This manual is free software; you may redistribute it and/or modify it under the terms of the GNU General Public License as published by the Free Software Foundation; either version 2, or (at your option) any later version.

Introduction and Scope

This document was written by Manoj Srivastava srivasta@debian.org with contributions from Mark W. Eichin eichin@kitten.gen.ma.us and Adam P. Harris aph@debian.org. This document is part of the sgml-base package.

This guideline is intended to be intepreted as SGML sub-policy (not official policy). While this document does not carry the weight of official policy, it is sufficient basis for the submission of bugs against a package.

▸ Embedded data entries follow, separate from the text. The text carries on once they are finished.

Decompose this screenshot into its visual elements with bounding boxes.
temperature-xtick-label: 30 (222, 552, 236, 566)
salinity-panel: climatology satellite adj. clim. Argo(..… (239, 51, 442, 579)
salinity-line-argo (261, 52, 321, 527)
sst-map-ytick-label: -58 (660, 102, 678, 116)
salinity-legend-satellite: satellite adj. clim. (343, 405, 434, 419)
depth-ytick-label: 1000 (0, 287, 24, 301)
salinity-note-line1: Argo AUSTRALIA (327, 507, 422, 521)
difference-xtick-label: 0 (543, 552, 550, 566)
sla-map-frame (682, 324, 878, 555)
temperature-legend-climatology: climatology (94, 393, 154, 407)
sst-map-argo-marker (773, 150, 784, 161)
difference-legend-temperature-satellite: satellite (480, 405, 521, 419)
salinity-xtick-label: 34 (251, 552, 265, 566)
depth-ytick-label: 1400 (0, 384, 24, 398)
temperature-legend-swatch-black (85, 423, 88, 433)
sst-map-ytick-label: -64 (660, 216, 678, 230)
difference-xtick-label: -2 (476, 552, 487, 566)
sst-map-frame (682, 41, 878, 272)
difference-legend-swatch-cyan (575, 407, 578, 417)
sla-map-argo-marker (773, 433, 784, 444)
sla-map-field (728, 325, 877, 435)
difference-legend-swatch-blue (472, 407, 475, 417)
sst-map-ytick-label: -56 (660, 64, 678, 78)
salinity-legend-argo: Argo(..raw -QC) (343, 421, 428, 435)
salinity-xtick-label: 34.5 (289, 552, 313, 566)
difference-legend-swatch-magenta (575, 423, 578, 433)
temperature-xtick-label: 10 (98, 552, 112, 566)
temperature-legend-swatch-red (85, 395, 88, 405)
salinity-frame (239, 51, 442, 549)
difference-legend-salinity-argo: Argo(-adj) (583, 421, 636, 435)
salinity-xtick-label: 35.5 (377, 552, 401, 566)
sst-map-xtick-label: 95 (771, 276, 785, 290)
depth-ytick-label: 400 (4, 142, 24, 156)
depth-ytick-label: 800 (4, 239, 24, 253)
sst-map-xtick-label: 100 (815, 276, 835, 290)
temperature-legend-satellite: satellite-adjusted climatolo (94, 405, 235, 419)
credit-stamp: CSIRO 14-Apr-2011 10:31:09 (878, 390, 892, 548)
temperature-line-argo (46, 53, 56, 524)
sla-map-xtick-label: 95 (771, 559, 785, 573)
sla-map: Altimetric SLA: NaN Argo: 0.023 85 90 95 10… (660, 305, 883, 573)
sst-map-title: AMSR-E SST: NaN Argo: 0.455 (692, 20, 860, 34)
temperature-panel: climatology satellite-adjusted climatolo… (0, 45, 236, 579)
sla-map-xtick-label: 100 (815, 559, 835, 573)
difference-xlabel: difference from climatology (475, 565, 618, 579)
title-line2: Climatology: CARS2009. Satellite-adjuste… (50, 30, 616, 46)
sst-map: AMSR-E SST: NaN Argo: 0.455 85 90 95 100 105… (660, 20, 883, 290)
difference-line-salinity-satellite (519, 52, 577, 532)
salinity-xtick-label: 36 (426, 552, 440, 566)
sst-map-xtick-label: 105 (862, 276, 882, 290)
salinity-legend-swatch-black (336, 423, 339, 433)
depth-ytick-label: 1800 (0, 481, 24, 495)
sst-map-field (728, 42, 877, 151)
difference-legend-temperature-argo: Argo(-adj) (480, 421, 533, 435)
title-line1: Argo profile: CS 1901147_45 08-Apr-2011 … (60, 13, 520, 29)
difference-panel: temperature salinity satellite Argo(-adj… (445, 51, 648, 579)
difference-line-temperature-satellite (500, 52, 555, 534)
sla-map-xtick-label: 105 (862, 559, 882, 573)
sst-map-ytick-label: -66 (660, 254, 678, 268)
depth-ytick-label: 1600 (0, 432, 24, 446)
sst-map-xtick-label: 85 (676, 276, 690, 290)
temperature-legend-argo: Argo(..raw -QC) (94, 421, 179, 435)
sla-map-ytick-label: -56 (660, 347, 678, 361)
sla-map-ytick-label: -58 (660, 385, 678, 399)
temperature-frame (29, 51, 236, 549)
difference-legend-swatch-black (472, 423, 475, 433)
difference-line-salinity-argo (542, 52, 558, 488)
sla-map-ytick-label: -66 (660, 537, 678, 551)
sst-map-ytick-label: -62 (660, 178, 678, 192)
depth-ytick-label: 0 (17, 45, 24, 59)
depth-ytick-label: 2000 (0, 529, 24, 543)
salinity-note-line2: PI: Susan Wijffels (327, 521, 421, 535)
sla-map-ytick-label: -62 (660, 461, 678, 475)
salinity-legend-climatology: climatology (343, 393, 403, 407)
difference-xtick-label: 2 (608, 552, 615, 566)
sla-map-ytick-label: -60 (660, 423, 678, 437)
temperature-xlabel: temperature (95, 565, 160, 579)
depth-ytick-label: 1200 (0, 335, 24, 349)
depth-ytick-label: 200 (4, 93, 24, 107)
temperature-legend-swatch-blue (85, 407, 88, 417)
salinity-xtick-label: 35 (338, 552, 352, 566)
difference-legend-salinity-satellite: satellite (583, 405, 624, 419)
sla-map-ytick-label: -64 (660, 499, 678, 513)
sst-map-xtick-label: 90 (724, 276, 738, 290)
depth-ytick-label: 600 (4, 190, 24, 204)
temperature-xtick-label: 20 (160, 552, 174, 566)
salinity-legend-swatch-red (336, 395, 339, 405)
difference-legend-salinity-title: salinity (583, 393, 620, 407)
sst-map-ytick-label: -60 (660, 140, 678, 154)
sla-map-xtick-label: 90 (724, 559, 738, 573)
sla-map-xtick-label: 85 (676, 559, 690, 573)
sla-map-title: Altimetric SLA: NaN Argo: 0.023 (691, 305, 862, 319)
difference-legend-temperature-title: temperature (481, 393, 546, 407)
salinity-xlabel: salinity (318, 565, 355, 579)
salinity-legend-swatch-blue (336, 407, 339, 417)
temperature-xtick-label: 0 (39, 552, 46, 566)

This may change at a latter date.

Entity Management is generally left up to the implementation, and hence there are no extant Standards that cover this. However, lack of an established convention would prevent different segments of the SGML subsystem from co-operating with each other, hence it is important that a policy be established so that SGML package maintainers may depend on other parts of the system behaving consistently.

Proposed mapping of public identifiers to system identifiers

SGML can refer to an external file (really an entity) with an external identifier: this is a public identifier or a system identifier, or both.

A typical public identifier looks like PUBLIC "ISO 8879-1986//ENTITIES Added Latin 1//EN" where ISO 8879-1986 is the owner, ENTITIES is the text class and Added Latin 1 is the text description, and EN is language.

A system identifier looks like SYSTEM "htmlplus.dtd" where htmlplus.dtd is a system-specific identifier.

To map external identifiers to file names, one should first try the system identifier, as a file name, and then search entity catalog files and then search the list of file names derived from the public identifier. The catalog format is according to SGML/Opens resolution on entity management. The catalog consists of a series of entries and comments. A comment is delimited by -- like in a markup declaration.

The fallback derivation of the file name is modelled after the sgmls environment variable SGML_PATH, and Emacs psgml mode's sgml-public-map variable. There does not seem to be any official standards (this is left to the implementation), so this standard is simply an abstraction of real-world practice of SGML tools, and shall now be the standard for Debian systems, since this is the convention currently followed by all applications currently in Debian.

Contiguous white space is compacted to a single space and replaced with an underscore (_); the characters / to % are also replaced with _. The text class is down-cased. The language specifier (i.e., //EN) and anything following it should be removed.

Location of miscellaneous files

There are a number of other files, though not entities referenced by Document instances, are still required by the SGML subsytem to parse or validate the document. These files are also covered by this document.

Declaration Files: Any declaration file should be put in /usr/lib/sgml/declaration

Notations: These files go in /usr/lib/sgml/notation.

Examples

A few public and system identifiers pairings are shown below. PUBLIC "ISO 8879-1986//ENTITIES Added Latin 1//EN" /usr/lib/sgml/ISO_8879-1986/entities/Added_Latin_1 "ISO 8879-1986//ENTITIES Added Math Symbols: Arrow Relations//EN" /usr/lib/sgml/ISO_8879-1986/entities/Added_Math_Symbols:_Arrow_Relations "-//IETF//DTD HTML Level 3//EN//3.0" /usr/lib/sgml/IETF/dtd/HTML_Level_3.0 "-//IETF//DTD HTML Strict Level 3//EN" /usr/lib/sgml/IETF/dtd/HTML_Strict_Level_3 "-//USA-DOD//DTD Table Model 951010//EN" /usr/lib/sgml/USA-DOD/dtd/Table_Model_951010

The first four actually exist in Debian.